You are pleased with your work, but want to expand on it. So you allow rangers to track paths between planes. They too need to find congruent spots, but they may start further from the congruent spot, say a couple of miles, and then they walk a path that gradually alters from an ash-filled valley on the Prime to a magma flow on the Plane of Fire. They take about as long as a caster, need to actually carry everything they want to produce, but leave no awkward portal hanging around for a week and can actually see where they are going.

And lastly you let the barbarian enter the shadowy world of his ancestors (the ethereal plane) via half an hour's worth of meditation. He can take others along if he leads them in meditation.

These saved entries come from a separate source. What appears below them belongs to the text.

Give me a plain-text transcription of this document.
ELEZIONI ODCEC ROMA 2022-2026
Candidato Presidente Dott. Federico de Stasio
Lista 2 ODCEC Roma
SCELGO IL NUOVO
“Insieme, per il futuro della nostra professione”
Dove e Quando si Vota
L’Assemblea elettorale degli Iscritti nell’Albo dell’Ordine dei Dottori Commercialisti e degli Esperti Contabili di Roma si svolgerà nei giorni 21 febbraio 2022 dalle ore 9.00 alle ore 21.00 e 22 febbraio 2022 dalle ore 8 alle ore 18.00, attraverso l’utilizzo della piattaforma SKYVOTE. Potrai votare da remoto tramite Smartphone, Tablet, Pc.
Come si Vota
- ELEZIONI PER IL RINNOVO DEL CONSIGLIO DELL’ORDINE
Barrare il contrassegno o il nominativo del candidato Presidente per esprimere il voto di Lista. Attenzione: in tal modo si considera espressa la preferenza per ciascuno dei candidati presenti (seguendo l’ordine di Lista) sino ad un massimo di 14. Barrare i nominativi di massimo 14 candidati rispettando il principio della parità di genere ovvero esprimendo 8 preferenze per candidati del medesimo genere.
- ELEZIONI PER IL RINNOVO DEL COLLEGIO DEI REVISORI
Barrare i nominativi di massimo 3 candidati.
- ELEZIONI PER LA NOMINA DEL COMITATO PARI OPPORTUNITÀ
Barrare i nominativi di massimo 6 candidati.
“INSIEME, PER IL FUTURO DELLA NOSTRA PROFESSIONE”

Voila, three methods of planeshifting. All have their pros and cons, all allow you to bring the entire group, all should fit within the flavor of the classes and all of them affect the story to a similar degree. Note that there is no reason at all to keep the noncaster abilities "mundane". They live in a world chock full of magic after all. To the barbarian, entering the spirit world is probably quite natural (not necessarily easy or mundane, but not as weird as, say, casting spells). How the game's mechanic classify the ability is a different matter of course - it may well be a spell-like ability. And the ranger's ability may be extraordinary, allowing him to leave the current plane even while bound to a horse in an antimagic field. You can decide on these details afterward and next to anything can work out fine with the right flavor text. But if you start worrying about only giving nonmagical abilities to those classes you are starting out in the wrong place. Basically, do the mechanics first, then justify them later if you truly feel you need your fighter to not command magic.